Samstag, 6. Februar 2016

Im hundertersten Jahr des DADA

Die Wunde an meinem rechten Unterarm macht mir Sorgen. Zwar hat sich vorschriftsmäßig Wundschorf gebildet, aber seither ist nichts geschehen. Seit einem Jahr! Ich mache mir über meinen Körper Gedanken, meine Fingernägel wachsen mit rasender Geschwindigkeit. Ich muss sie mir mehrmals am Tag schneiden. Vielleicht gehe ich zu einem Arzt. Ich sehe aus dem Fenster. Eine trostlose Sumpflandschaft, Pfützen und Pflanzen in allen Grautönen, traurige Schreie von großen Vögeln sind zu hören. Die Vordertür hat keinen Griff. Das war zu erwarten. Ich gehe zur Hintertür, die auf eine schmale Gasse ohne Namen führt. Auf dieser Seite des Hauses ist es Nacht. Lautlos schlüpfe ich hinaus und laufe die Häuserfront entlang. Ich blicke in ein Küchenfenster. Der Dampf aus einem Topf, der auf dem Herd steht, bildet ein Fragezeichen. Sonst ist nichts zu sehen. Kein Mensch. Als ich mich wieder zur Gasse drehe, steht er vor mir.
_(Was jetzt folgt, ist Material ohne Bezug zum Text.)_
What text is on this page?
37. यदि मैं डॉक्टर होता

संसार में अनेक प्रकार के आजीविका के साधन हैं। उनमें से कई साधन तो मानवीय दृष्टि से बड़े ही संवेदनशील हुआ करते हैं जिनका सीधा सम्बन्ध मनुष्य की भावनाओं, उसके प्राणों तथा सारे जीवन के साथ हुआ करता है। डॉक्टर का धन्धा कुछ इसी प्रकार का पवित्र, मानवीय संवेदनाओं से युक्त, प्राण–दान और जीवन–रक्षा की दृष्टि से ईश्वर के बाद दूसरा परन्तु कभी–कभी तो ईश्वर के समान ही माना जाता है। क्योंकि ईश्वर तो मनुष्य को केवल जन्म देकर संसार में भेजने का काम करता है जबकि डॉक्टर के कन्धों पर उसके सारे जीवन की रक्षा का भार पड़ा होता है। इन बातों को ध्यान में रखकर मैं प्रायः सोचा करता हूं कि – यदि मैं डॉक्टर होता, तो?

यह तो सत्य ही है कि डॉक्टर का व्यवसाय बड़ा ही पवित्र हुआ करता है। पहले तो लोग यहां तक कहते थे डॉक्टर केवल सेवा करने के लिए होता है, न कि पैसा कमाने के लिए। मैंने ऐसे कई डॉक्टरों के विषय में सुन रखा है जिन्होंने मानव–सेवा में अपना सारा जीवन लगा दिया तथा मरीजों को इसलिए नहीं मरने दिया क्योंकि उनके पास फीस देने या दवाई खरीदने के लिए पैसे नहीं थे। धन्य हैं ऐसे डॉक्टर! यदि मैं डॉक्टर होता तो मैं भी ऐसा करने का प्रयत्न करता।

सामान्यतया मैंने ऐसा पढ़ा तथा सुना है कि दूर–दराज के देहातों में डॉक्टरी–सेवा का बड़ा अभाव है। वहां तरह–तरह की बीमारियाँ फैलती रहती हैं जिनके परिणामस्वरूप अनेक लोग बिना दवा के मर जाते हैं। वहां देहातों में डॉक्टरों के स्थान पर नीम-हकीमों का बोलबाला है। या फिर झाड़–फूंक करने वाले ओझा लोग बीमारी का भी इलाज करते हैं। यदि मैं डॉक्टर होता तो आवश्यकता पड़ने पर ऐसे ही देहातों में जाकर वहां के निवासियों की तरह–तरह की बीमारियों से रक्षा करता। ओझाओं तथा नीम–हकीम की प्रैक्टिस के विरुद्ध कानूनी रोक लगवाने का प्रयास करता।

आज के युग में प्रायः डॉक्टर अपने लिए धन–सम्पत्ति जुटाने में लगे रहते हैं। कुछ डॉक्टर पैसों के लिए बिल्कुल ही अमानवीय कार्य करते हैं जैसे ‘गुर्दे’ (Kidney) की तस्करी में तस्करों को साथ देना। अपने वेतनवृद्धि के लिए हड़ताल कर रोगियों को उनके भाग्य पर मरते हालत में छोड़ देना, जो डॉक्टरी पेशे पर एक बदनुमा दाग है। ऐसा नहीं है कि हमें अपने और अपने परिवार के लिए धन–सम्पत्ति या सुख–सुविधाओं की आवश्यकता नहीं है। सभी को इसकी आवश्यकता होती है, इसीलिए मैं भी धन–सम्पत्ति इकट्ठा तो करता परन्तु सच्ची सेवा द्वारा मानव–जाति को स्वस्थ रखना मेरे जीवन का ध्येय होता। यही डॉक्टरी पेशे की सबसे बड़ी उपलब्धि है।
Ich kann mich gar nicht daran erinnern, wann ich ihn vergessen habe. Aber plötzlich schaue ich in sein Gesicht und ich habe den kompletten Flashback. Es war auf einer Fähre über den Mekong vor dreißig Jahren. Dieses Gesicht habe ich nie vergessen, aber alle Namen. Vielleicht verwechsele ich ihn aber auch. Meine Therapeutin hat es mir erklärt. Ich habe das Fregoli-Syndrom: Ich glaube, alle Personen seien verkleidet oder alle Menschen seien dieselbe Person. Vielleicht ist meine Therapeutin aber auch nur eine gerissene Schauspielerin. Ich habe Hunger und möchte mir Erdnüsse kaufen. Also suche ich einen Erdnusshändler. Ich kenne sein Gesicht.